I thought for sure this would be our last photographs of the North Pole Express unless we could get something in Ashley, which was the train’s ultimate destination. The daylight was greatly diminished and I was only able to these images because of the wonders of digital SLR cameras with their high ISO settings.
In processing these photographs I noted that they are grainy due to the high ISO settings that I needed. Adam and I wished a thousand times that we had been able to chase this train earlier in the day under better lighting conditions. But it wasn’t meant to be.
As it turned out, we were able to get ahead of the 1225 and its train one more time. The last three photographs were taken at the crossing with Michigan Route 57 (Cleveland Road). These are more mood shots than detail shots. I liked how the headlight had taken on a golden glow and illuminated the tracks and everything ahead of it.
In many ways it had been a strange day, a frustrating day due to the ice storm. Adam checked Train Orders.com at one point and learned that back home the sun was shining and two Norfolk Southern heritage units were in town along with some other goodies.
Yet in the end it turned out to be a rewarding day that made the trek to Michigan worthwhile. We could have returned home after the first trip was canceled and, in fact, we talked about doing that. But the lure of getting a steam engine in action was too much and I was pleased with what we were able to get what was available and make the best of it.
Article and Photographs by Craig Sanders
The inside of the museum/SRI depot. Presumably the man at right holding the stuffed toy is about to purchase a Christmas present for a grandchild.
The car boarding signs were placed by the platform with care in hopes that a trip to see Saint Nicholas would soon be there.
A ground-level view inside the cab of the 1225 taken during a snow shower.
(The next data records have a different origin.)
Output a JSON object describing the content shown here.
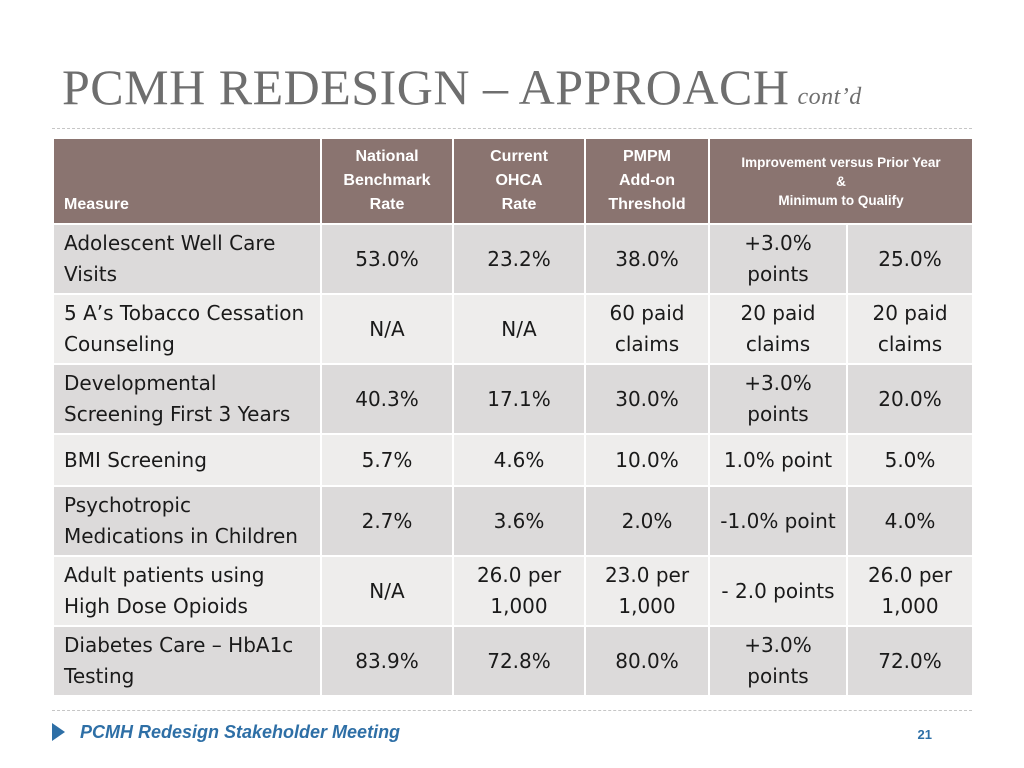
{
  "slide": {
    "title": "PCMH REDESIGN – APPROACH",
    "title_suffix": "cont’d"
  },
  "table": {
    "headers": {
      "measure": "Measure",
      "national_benchmark": [
        "National",
        "Benchmark",
        "Rate"
      ],
      "current_ohca": [
        "Current",
        "OHCA",
        "Rate"
      ],
      "pmpm": [
        "PMPM",
        "Add-on",
        "Threshold"
      ],
      "improvement": [
        "Improvement versus Prior Year",
        "&",
        "Minimum to Qualify"
      ]
    },
    "rows": [
      {
        "measure": [
          "Adolescent Well Care",
          "Visits"
        ],
        "national": [
          "53.0%"
        ],
        "current": [
          "23.2%"
        ],
        "pmpm": [
          "38.0%"
        ],
        "improvement": [
          "+3.0%",
          "points"
        ],
        "minimum": [
          "25.0%"
        ]
      },
      {
        "measure": [
          "5 A’s Tobacco Cessation",
          "Counseling"
        ],
        "national": [
          "N/A"
        ],
        "current": [
          "N/A"
        ],
        "pmpm": [
          "60 paid",
          "claims"
        ],
        "improvement": [
          "20 paid",
          "claims"
        ],
        "minimum": [
          "20 paid",
          "claims"
        ]
      },
      {
        "measure": [
          "Developmental",
          "Screening First 3 Years"
        ],
        "national": [
          "40.3%"
        ],
        "current": [
          "17.1%"
        ],
        "pmpm": [
          "30.0%"
        ],
        "improvement": [
          "+3.0%",
          "points"
        ],
        "minimum": [
          "20.0%"
        ]
      },
      {
        "measure": [
          "BMI Screening"
        ],
        "national": [
          "5.7%"
        ],
        "current": [
          "4.6%"
        ],
        "pmpm": [
          "10.0%"
        ],
        "improvement": [
          "1.0% point"
        ],
        "minimum": [
          "5.0%"
        ]
      },
      {
        "measure": [
          "Psychotropic",
          "Medications in Children"
        ],
        "national": [
          "2.7%"
        ],
        "current": [
          "3.6%"
        ],
        "pmpm": [
          "2.0%"
        ],
        "improvement": [
          "-1.0% point"
        ],
        "minimum": [
          "4.0%"
        ]
      },
      {
        "measure": [
          "Adult patients using",
          "High Dose Opioids"
        ],
        "national": [
          "N/A"
        ],
        "current": [
          "26.0 per",
          "1,000"
        ],
        "pmpm": [
          "23.0 per",
          "1,000"
        ],
        "improvement": [
          "- 2.0 points"
        ],
        "minimum": [
          "26.0 per",
          "1,000"
        ]
      },
      {
        "measure": [
          "Diabetes Care – HbA1c",
          "Testing"
        ],
        "national": [
          "83.9%"
        ],
        "current": [
          "72.8%"
        ],
        "pmpm": [
          "80.0%"
        ],
        "improvement": [
          "+3.0%",
          "points"
        ],
        "minimum": [
          "72.0%"
        ]
      }
    ]
  },
  "footer": {
    "text": "PCMH Redesign Stakeholder Meeting",
    "page_number": "21"
  },
  "colors": {
    "header_bg": "#8a7470",
    "row_shade": "#dcdada",
    "row_light": "#eeedec",
    "title": "#6e6e6e",
    "footer_accent": "#2e6fa6"
  }
}
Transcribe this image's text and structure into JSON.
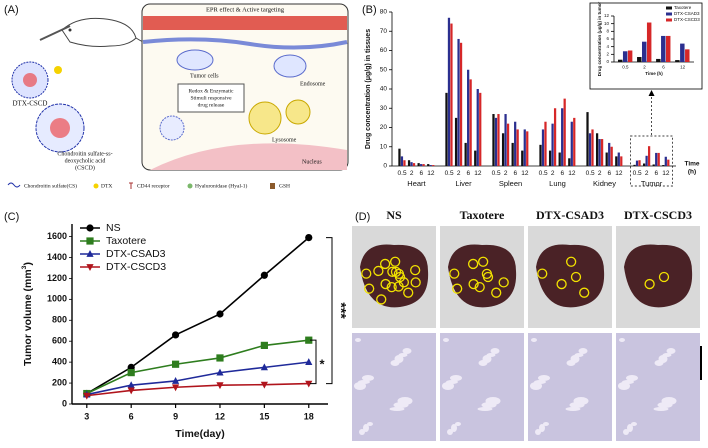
{
  "panel_labels": [
    "(A)",
    "(B)",
    "(C)",
    "(D)"
  ],
  "panel_a": {
    "targeting": "EPR effect & Active targeting",
    "tumor_cells": "Tumor cells",
    "endosome": "Endosome",
    "release_note": [
      "Redox & Enzymatic",
      "Stimuli responsive",
      "drug release"
    ],
    "lysosome": "Lysosome",
    "nucleus": "Nucleus",
    "particle": "DTX-CSCD",
    "conjugate": [
      "Chondroitin sulfate-ss-",
      "deoxycholic acid",
      "(CSCD)"
    ],
    "legend": [
      "Chondroitin sulfate(CS)",
      "DTX",
      "CD44 receptor",
      "Hyaluronidase (Hyal-1)",
      "GSH"
    ]
  },
  "chart_data": [
    {
      "type": "bar",
      "ylabel": "Drug concentration (μg/g) in tissues",
      "xlabel": [
        "Time",
        "(h)"
      ],
      "groups": [
        "Heart",
        "Liver",
        "Spleen",
        "Lung",
        "Kidney",
        "Tumor"
      ],
      "categories": [
        "0.5",
        "2",
        "6",
        "12",
        "0.5",
        "2",
        "6",
        "12",
        "0.5",
        "2",
        "6",
        "12",
        "0.5",
        "2",
        "6",
        "12",
        "0.5",
        "2",
        "6",
        "12",
        "0.5",
        "2",
        "6",
        "12"
      ],
      "series": [
        {
          "color": "#111111",
          "values": [
            9,
            3,
            1.5,
            1,
            38,
            25,
            12,
            8,
            27,
            17,
            12,
            8,
            11,
            8,
            7,
            4,
            28,
            17,
            7,
            5,
            0.6,
            1.3,
            0.8,
            0.5
          ]
        },
        {
          "color": "#2b2f8f",
          "values": [
            5,
            2,
            1,
            0.5,
            77,
            66,
            50,
            40,
            25,
            27,
            23,
            19,
            19,
            22,
            30,
            23,
            17,
            14,
            12,
            7,
            2.8,
            5.3,
            6.8,
            4.8
          ]
        },
        {
          "color": "#d62728",
          "values": [
            3,
            1.5,
            1,
            0.5,
            74,
            64,
            45,
            38,
            27,
            22,
            19,
            18,
            23,
            30,
            35,
            25,
            19,
            14,
            10,
            5,
            3,
            10.3,
            6.8,
            3.3
          ]
        }
      ],
      "ylim": [
        0,
        80
      ],
      "yticks": [
        0,
        10,
        20,
        30,
        40,
        50,
        60,
        70,
        80
      ],
      "grid": false
    },
    {
      "type": "bar",
      "ylabel": "Drug concentration (μg/g) in tumor",
      "xlabel": [
        "Time (h)"
      ],
      "categories": [
        "0.5",
        "2",
        "6",
        "12"
      ],
      "series": [
        {
          "name": "Taxotere",
          "color": "#111111",
          "values": [
            0.6,
            1.3,
            0.8,
            0.5
          ]
        },
        {
          "name": "DTX-CSAD3",
          "color": "#2b2f8f",
          "values": [
            2.8,
            5.3,
            6.8,
            4.8
          ]
        },
        {
          "name": "DTX-CSCD3",
          "color": "#d62728",
          "values": [
            3,
            10.3,
            6.8,
            3.3
          ]
        }
      ],
      "ylim": [
        0,
        12
      ],
      "yticks": [
        0,
        2,
        4,
        6,
        8,
        10,
        12
      ],
      "legend": "upper right",
      "grid": false
    },
    {
      "type": "line",
      "ylabel": [
        "Tumor volume (mm",
        "3",
        ")"
      ],
      "xlabel": [
        "Time(day)"
      ],
      "x": [
        3,
        6,
        9,
        12,
        15,
        18
      ],
      "series": [
        {
          "name": "NS",
          "color": "#000000",
          "marker": "circle",
          "values": [
            100,
            350,
            660,
            860,
            1230,
            1590
          ]
        },
        {
          "name": "Taxotere",
          "color": "#2e7d1e",
          "marker": "square",
          "values": [
            100,
            300,
            380,
            440,
            560,
            610
          ]
        },
        {
          "name": "DTX-CSAD3",
          "color": "#1f2a9a",
          "marker": "triangle",
          "values": [
            90,
            180,
            220,
            300,
            350,
            400
          ]
        },
        {
          "name": "DTX-CSCD3",
          "color": "#b0141c",
          "marker": "triangle-down",
          "values": [
            80,
            130,
            160,
            180,
            185,
            195
          ]
        }
      ],
      "xlim": [
        2,
        19.3
      ],
      "xticks": [
        3,
        6,
        9,
        12,
        15,
        18
      ],
      "ylim": [
        0,
        1720
      ],
      "yticks": [
        0,
        200,
        400,
        600,
        800,
        1000,
        1200,
        1400,
        1600
      ],
      "legend": "upper left",
      "annotations": [
        "***",
        "*"
      ],
      "grid": false
    }
  ],
  "panel_d": {
    "columns": [
      "NS",
      "Taxotere",
      "DTX-CSAD3",
      "DTX-CSCD3"
    ]
  }
}
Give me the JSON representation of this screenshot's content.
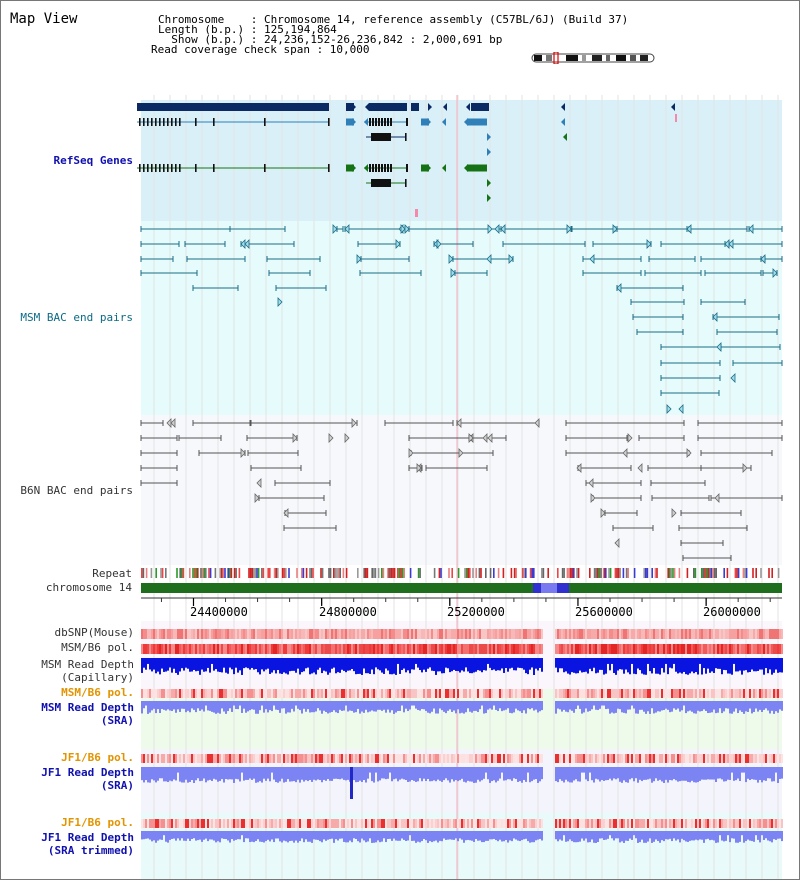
{
  "view": {
    "title": "Map View",
    "info_lines": [
      "Chromosome    : Chromosome 14, reference assembly (C57BL/6J) (Build 37)",
      "Length (b.p.) : 125,194,864",
      "  Show (b.p.) : 24,236,152-26,236,842 : 2,000,691 bp",
      "Read coverage check span : 10,000"
    ]
  },
  "colors": {
    "refseq_bg": "#daf0f8",
    "msm_bac_bg": "#e6fbfb",
    "b6n_bac_bg": "#f6f8fc",
    "gene_dark": "#0b2a63",
    "gene_mid": "#2f7fb8",
    "gene_green": "#157315",
    "msm_line": "#1b6c86",
    "b6n_line": "#555555",
    "chromosome_bar": "#1e6e1e",
    "depth_blue": "#0a14e0",
    "depth_violet": "#7c84f4",
    "pol_red": "#f05050"
  },
  "tracks": {
    "refseq": "RefSeq Genes",
    "msm_bac": "MSM BAC end pairs",
    "b6n_bac": "B6N BAC end pairs",
    "repeat": "Repeat",
    "chromosome": "chromosome 14"
  },
  "axis": {
    "ticks": [
      "24400000",
      "24800000",
      "25200000",
      "25600000",
      "26000000"
    ],
    "tick_values": [
      24400000,
      24800000,
      25200000,
      25600000,
      26000000
    ]
  },
  "lower_tracks": {
    "dbsnp": "dbSNP(Mouse)",
    "msm_b6_pol_1": "MSM/B6 pol.",
    "msm_depth_cap_1": "MSM Read Depth",
    "msm_depth_cap_2": "(Capillary)",
    "msm_b6_pol_2": "MSM/B6 pol.",
    "msm_depth_sra_1": "MSM Read Depth",
    "msm_depth_sra_2": "(SRA)",
    "jf1_b6_pol_1": "JF1/B6 pol.",
    "jf1_depth_sra_1": "JF1 Read Depth",
    "jf1_depth_sra_2": "(SRA)",
    "jf1_b6_pol_2": "JF1/B6 pol.",
    "jf1_depth_trim_1": "JF1 Read Depth",
    "jf1_depth_trim_2": "(SRA trimmed)"
  }
}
Note the Big Boy bobble head doll inside the cab. The Big Boy restaurant chain is big in Michigan. The snow was only visible against the cab interior, creating the effect of it being the inside of a snow globe.
A small cloud of steam swirls around the nose of the 1225 as it idles the time away in Owosso hoping for the chance to get out on the mainline.
The 1225 reposes behind the icicles on the fence surrounding the SRI depot/museum. There was plenty of ice everywhere.
The 1225 silently awaits the news about where it would be going later in the day. Would it be out on the mainline or back to the shops?
At last a welcome sight. The train is moving into position for boarding.
The 1225 puts on a smoke show as it approaches Washington Street.
One of the many passenger cars on the North Pole Express. Note the children at the far left getting ready to board for their adventure to the North Pole.
The second boarding stop having been completed, the 1225 is steaming onward.
The North Pole Express has just crossed Shiawassee Street and is approaching the Woodard Furniture Company building.
What a show the 1225 was putting on! Reportedly, most of the “heavy lifting” was being done by the diesel just behind the tender. That explained the absence of the chuffing noise that accompanies a steam locomotive getting up to speed. But the smoke and steam show was superb.
The 1225 passes the ex-Woodard Furniture plant.
The ice is weighing down a pair of trees next to the tracks, thus creating the illusion of the 1225 in passing through an arch.
The 1225 and its train approach the grade crossing at Baldwin Road.
If you ignore the fact that the truck waiting at the crossing of the tracks at North Baldwin Road is contemporary, you can pretend that it’s the late 1940s or early 1950s and the Ann Arbor Railroad is alive and well.
This is one of the few images that I left in color because the bluish cast created a nice mood. It was time for some blue hour specials.
The North Pole Express comes out of a grove of ice-covered trees at Vincent Road.
The cabooses and the train are going away from Vincent Road.
The last photo location of the day was from the Michigan Route 57 crossing.
You can count the rivets in the 1225’s tender.
Despite the low light and weather conditions, a dedicated band of chasers waited for the 1225 and its train at the M57 crossing near Ashley, Mich.